S(3)CMTF: Fast, accurate, and scalable method for incomplete coupled matrix-tensor factorization

How can we extract hidden relations from a tensor and a matrix data simultaneously in a fast, accurate, and scalable way? Coupled matrix-tensor factorization (CMTF) is an important tool for this purpose. Designing an accurate and efficient CMTF method has become more crucial as the size and dimension of real-world data are growing explosively. However, existing methods for CMTF suffer from lack of accuracy, slow running time, and limited scalability. In this paper, we propose S(3)CMTF, a fast, accurate, and scalable CMTF method.
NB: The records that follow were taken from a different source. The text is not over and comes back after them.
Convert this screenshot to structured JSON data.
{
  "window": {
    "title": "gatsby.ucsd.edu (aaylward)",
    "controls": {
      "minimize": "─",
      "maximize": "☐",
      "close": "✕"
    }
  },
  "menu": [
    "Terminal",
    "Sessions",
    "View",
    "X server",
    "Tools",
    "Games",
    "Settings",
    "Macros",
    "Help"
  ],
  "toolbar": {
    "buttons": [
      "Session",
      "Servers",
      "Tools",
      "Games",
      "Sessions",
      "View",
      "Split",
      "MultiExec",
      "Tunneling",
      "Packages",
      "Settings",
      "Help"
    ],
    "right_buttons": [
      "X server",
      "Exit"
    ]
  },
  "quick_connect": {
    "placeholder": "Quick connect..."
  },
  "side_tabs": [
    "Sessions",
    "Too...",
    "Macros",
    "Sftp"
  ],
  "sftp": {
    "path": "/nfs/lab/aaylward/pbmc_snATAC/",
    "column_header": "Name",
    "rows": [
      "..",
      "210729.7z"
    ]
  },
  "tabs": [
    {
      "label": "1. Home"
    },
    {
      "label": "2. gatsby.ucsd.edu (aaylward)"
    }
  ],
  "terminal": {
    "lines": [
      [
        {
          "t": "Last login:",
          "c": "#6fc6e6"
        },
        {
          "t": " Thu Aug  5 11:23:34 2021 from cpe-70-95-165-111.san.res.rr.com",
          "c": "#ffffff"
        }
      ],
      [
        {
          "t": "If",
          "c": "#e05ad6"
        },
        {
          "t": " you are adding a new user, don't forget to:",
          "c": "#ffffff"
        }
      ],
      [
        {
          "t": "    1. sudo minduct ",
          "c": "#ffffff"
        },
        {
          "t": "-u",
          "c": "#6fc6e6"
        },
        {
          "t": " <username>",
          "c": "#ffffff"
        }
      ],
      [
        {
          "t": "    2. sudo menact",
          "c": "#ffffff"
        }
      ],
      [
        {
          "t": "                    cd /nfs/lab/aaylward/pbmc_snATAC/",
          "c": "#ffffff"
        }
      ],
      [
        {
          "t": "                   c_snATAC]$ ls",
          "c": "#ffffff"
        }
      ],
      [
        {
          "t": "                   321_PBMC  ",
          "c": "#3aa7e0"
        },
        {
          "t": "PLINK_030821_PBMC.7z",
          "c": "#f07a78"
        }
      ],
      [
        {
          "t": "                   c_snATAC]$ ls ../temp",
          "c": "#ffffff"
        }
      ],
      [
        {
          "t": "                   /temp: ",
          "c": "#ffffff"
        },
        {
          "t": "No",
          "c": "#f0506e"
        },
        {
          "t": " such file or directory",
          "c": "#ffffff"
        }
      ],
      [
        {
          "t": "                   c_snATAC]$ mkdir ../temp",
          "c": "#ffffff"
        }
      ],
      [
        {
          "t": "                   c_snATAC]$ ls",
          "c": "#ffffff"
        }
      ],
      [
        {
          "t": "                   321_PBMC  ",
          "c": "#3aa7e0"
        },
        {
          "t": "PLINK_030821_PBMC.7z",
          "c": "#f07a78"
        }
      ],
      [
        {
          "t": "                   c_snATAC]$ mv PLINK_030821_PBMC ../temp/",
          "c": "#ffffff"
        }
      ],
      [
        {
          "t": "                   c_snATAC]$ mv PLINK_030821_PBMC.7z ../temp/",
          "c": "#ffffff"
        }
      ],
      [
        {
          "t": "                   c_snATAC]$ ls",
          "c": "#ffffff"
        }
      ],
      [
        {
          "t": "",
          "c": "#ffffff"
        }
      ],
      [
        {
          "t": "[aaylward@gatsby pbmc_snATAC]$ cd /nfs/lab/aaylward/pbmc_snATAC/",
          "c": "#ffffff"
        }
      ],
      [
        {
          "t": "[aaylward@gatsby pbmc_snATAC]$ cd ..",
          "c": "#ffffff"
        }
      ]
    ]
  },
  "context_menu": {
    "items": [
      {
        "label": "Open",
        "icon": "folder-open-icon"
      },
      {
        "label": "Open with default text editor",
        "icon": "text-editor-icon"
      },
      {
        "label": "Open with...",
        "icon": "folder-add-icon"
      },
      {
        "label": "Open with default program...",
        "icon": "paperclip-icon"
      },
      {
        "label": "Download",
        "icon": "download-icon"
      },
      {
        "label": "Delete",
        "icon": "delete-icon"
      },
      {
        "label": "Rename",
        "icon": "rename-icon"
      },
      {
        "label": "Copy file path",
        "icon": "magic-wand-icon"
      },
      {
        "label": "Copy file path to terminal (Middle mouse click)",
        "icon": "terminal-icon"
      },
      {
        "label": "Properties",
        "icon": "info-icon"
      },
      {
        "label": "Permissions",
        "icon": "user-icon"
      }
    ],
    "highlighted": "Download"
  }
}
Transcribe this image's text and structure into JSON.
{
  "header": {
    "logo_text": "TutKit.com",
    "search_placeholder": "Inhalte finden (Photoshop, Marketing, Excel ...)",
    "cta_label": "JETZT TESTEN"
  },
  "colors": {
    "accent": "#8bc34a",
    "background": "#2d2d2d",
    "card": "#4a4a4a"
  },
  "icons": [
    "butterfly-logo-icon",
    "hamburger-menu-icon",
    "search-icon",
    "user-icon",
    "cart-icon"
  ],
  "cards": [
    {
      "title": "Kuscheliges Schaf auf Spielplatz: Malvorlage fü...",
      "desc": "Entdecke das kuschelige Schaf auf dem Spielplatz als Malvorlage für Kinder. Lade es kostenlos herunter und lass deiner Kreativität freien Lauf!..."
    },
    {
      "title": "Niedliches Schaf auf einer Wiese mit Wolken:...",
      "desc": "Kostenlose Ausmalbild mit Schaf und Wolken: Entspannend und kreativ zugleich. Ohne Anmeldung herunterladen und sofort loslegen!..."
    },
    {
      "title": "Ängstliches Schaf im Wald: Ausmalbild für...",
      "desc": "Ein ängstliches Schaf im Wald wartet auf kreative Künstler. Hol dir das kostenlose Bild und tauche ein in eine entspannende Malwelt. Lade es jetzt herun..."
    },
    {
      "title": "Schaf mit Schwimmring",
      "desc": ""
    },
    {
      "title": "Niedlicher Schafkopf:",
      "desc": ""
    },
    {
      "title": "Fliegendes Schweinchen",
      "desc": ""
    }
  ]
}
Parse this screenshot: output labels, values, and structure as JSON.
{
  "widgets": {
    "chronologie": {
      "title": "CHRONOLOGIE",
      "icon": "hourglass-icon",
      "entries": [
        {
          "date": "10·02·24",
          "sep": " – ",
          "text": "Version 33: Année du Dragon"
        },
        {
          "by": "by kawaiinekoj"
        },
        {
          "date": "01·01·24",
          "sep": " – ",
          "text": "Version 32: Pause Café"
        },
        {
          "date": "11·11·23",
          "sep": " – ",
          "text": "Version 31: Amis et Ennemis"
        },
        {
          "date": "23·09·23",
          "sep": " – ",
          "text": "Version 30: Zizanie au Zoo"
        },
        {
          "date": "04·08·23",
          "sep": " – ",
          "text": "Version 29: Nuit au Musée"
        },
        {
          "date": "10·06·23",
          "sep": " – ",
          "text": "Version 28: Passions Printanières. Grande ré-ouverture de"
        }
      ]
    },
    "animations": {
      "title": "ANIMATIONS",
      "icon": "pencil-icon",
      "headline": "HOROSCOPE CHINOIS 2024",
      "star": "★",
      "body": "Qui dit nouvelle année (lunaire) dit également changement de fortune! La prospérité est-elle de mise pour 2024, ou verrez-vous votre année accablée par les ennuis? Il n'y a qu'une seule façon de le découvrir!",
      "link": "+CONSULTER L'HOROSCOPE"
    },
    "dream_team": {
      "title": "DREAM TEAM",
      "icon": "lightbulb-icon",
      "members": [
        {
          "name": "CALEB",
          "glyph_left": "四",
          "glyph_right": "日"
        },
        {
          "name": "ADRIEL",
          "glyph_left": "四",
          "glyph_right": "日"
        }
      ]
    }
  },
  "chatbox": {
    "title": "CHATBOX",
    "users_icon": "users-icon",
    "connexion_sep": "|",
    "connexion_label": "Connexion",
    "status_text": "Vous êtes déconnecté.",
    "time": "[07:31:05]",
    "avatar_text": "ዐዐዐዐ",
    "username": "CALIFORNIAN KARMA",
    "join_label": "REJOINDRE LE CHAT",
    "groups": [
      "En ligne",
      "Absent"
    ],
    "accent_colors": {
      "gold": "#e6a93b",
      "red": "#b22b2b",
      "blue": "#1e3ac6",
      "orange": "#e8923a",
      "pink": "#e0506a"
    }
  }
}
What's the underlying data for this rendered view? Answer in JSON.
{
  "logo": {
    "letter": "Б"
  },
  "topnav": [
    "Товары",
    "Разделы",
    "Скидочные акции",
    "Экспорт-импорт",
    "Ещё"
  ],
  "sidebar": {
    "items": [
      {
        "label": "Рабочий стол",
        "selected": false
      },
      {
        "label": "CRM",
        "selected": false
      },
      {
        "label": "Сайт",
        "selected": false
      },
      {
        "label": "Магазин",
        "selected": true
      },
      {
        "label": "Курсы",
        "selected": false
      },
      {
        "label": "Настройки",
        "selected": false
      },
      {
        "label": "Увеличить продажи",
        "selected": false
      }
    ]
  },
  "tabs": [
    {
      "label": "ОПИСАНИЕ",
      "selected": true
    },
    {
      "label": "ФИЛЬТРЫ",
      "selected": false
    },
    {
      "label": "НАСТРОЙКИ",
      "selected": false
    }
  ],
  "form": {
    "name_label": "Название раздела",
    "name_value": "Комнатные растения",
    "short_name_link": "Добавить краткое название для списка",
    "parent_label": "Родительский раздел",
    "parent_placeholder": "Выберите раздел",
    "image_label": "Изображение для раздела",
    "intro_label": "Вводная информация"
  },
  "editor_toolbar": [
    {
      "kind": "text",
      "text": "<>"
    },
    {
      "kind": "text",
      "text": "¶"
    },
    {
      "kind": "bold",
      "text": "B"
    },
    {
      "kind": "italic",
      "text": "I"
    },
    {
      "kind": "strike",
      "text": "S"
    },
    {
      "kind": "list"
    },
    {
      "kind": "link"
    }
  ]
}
In contrast to previous methods which do not handle large sparse tensors and are not parallelizable, S(3)CMTF provides parallel sparse CMTF by carefully deriving gradient update rules. S(3)CMTF asynchronously updates partial gradients without expensive locking. We show that our method is guaranteed to converge to a quality solution theoretically and empirically. S(3)CMTF further boosts the performance by carefully storing intermediate computation and reusing them. We theoretically and empirically show that S(3)CMTF is the fastest, outperforming existing methods. Experimental results show that S(3)CMTF is up to 930× faster than existing methods while providing the best accuracy. S(3)CMTF shows linear scalability on the number of data entries and the number of cores. In addition, we apply S(3)CMTF to Yelp rating tensor data coupled with 3 additional matrices to discover interesting patterns.